When getting to and from West Lake, however, you’ll want to rely on buses. The city’s bus system and efficient and easy to figure out, even if you don’t speak Chinese.
Generally, bus number 7 or 52 is going to get you in between the urban area to the east of the lake and the destinations along the northern half of West Lake.
Buses number 4 or 31 will take you between the city center and the southern part of the lake.
If you have a VPN, Google Maps gives surprisingly accurate bus route information, even if many of the other details for Hangzhou contain errors.
As mentioned, the itinerary above is completely walkable, though you’ll most likely want to take a bus back to your hotel.
The closer you stay to West Lake, the better. There are lots of luxury hotels just across the street from the lake in various sections. There are also many hotels, from luxury to lower budget, in the busy area to the east of the lake.
I stayed at a place called Hangzhou Fresh House Hotel and the location couldn’t have been more ideal. I was right by the Longxiangqiao subway station, which meant I could easily get to the bullet train stations for day trips. There are also plenty of restaurants and shopping malls nearby.
Best of all, the hotel was only about a ten minute walk from the eastern edge of West Lake. It truly was the best of both worlds.
The downside of Fresh House Hotel would have to be the language barrier and customer service. Even when I was able to eventually get my point across using translation apps, some of the staff members were unwilling to help me out with simple matters (like reserving an early morning taxi to an obscure bus station I needed to get to).
Aside from the service, the location is probably the best you’re going to find in all of Hangzhou for those who can’t afford 5 star hotels.
Remember, hotels in China need special licenses to even service foreigners in the first place, making options limited.

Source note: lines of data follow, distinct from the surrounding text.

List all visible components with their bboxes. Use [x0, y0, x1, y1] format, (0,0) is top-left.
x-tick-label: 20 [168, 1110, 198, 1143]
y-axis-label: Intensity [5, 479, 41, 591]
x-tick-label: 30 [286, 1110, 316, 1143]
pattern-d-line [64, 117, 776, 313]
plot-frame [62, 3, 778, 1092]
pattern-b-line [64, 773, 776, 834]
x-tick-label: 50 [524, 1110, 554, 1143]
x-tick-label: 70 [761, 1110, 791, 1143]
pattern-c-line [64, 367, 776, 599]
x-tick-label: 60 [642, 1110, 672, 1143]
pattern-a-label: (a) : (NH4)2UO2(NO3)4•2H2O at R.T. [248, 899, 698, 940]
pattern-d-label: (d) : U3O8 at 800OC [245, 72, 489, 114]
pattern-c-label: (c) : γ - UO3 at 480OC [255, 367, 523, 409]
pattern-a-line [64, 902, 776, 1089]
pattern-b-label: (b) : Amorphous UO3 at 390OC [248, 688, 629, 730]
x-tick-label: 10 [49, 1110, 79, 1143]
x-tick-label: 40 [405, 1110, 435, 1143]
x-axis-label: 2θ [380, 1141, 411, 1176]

Getting to Hangzhou is easier than you might think. The airport has direct flights to and from cities like LA, San Francisco, Tokyo, Singapore, Kuala Lumpur, Bangkok and Chiang Mai.
You can also take a direct bus to Hangzhou from Pudong Airport in Shanghai.
Hangzhou also has two bullet train stations and four bus stations, making it incredibly easy to travel to and from Hangzhou by train from pretty much anywhere else in China.
When most people travel to eastern China, they make Shanghai their base. This makes sense, as it’s the biggest and most famous city with a huge airport. From Shanghai, many visitors simply visit Hangzhou as a day trip and return in the evening. This is a shame, as there’s so much to see and do in Hangzhou that even a week isn’t enough to see it all. While I like Shanghai, I’d highly recommend choosing Hangzhou as your base instead.
The two cities are close enough (about an hour apart by bullet train) that they share many of the same day trips in common. For example, you can get to many of the region’s water towns or visit the gardens of Suzhou just as easily from Hangzhou as you can from Shanghai. Hangzhou is also closer to the stunning mountains of Huangshan.
Hangzhou has no shortage of places to see, yet is not nearly as exhausting or difficult to get around compared to Shanghai. It has all the basic amenities you’d expect from a big city, but without Shanghai’s insane crowds. If you’re going to be staying in East China for awhile, Hangzhou is much less stressful, nearly as convenient and contains more cultural sites than Shanghai does.
Compared to Shanghai, you might have a harder time finding direct international flights in and out of Hangzhou, but the airport does have direct flights to places like LA, San Francisco, Tokyo, Singapore, Kuala Lumpur, Bangkok and Chiang Mai. And with two bullet train stations, it’s also incredibly easy to travel to and from Hangzhou by train from pretty much anywhere else in China.